Вадим Масюков тут же привязался к Валентине Сергеевне.
— А вам разве всё равно, кого снимать в фильме?
— В каком смысле? — спросила она.
— Вы пригласили попробоваться на роль Ларионова, а он у нас тип уже довольно аморальный, хоть и в газетах его снимают.
— Аморальный? Это в каком смысле? — повторила Валентина Сергеевна.
— Зазнался. Девушку у своего друга отбил. Режим нарушал. С дурной компанией якшается. Говорят, что даже за чужую команду собирается под чужой фамилией выступать! — горячо рассказывал Вадим.
— Что вы говорите? — ахнула она. — Вот бы не подумала никогда. С виду такой симпатичный и обаятельный парень. А вы ему говорили, что это нехорошо?
— Ему? Не говорил. А что? — сделал невинные глаза Вадим.
— А то, что иногда, характеризуя другого человека, человек характеризует самого себя… Но вы к нам обязательно приходите, у нас в сценарии есть роль и для вас. Нехорошо завидовать товарищу. До свидания!
— До скорого, — поклонился Вадим.
— Ну что, надумал? — Босс вновь похлопал Ларионова по плечу.

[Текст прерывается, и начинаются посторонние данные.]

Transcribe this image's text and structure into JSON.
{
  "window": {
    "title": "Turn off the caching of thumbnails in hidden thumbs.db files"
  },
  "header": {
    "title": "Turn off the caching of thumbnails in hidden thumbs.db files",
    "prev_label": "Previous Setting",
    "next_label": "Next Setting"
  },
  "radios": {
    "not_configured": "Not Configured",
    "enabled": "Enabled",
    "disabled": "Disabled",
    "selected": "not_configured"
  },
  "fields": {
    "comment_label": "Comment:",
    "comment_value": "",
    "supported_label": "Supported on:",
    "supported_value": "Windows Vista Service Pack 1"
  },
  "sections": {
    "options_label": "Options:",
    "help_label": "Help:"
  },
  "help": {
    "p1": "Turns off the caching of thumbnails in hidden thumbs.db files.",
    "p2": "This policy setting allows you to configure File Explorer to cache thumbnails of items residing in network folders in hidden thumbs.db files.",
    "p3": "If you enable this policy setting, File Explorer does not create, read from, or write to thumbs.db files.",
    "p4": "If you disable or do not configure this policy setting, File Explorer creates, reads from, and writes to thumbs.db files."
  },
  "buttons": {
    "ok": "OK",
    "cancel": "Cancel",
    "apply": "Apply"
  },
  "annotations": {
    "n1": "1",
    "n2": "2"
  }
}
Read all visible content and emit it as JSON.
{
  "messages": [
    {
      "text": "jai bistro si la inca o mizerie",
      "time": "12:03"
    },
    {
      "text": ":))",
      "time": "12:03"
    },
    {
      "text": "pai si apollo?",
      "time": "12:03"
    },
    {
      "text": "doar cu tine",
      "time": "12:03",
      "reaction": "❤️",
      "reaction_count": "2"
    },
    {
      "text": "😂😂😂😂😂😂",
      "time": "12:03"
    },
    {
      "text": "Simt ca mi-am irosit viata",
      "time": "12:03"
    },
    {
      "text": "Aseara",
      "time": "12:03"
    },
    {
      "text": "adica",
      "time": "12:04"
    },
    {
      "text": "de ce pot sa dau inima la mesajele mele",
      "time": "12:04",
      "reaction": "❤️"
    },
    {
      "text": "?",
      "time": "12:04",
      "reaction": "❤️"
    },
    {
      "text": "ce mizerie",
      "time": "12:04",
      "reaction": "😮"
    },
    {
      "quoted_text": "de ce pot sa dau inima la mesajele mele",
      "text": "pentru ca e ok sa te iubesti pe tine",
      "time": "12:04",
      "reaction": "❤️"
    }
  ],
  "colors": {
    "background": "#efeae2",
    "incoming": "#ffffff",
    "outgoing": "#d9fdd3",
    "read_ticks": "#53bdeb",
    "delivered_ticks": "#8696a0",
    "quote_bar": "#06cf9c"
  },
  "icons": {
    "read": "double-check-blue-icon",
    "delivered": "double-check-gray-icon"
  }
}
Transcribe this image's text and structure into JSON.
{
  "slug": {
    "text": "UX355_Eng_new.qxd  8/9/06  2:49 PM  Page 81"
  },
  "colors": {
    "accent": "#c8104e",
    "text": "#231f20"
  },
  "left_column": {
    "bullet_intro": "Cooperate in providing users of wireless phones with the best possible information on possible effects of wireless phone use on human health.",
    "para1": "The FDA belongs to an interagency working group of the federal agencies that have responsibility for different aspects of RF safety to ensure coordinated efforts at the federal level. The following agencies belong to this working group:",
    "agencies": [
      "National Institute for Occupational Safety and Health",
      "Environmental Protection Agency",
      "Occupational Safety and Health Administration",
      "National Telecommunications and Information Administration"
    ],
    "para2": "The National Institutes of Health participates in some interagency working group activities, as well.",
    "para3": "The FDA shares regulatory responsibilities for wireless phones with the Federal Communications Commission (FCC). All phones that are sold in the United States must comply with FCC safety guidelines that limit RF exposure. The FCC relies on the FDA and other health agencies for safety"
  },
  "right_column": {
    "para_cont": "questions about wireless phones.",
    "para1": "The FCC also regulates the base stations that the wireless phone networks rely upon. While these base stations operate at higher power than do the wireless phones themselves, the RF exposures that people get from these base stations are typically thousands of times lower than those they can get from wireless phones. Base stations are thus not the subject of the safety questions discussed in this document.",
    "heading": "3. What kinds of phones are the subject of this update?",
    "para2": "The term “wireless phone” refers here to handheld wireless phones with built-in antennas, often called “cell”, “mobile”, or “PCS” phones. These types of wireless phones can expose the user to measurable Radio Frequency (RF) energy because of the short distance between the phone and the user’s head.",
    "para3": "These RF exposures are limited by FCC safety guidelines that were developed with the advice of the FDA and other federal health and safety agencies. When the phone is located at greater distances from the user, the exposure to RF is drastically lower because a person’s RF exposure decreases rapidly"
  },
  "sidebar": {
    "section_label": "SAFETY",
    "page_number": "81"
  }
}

— Думаю, — коротко сказал Вениамин.
— Ну, думай, думай. — Босс вразвалочку пошёл со двора.
— Ну, что? — спросила Елена Вадима, который краем уха подслушал их прощальный разговор.
— Не согласился. Сказал: думаю, — ответил Вадим.
— Не согласился! Не согласился! — захлопала в ладоши Елена.
— Но и не отказался! Не отказался!.. — заметила Надежда.
… А страсти между тем накалялись.
— Не понимаю, что тебе здесь непонятно? — доказывал Вите Леонид. — Слушали: чтобы Ларионову не заржаветь, когда он станет чемпионом мира по прыжкам в высоту. Постановили: заржаветь Ларионову сейчас, только ты об этом никому. А мы, значит, все должны сделать всё, чтобы он заржавел. Тебя он, в частности, должен отбить у меня…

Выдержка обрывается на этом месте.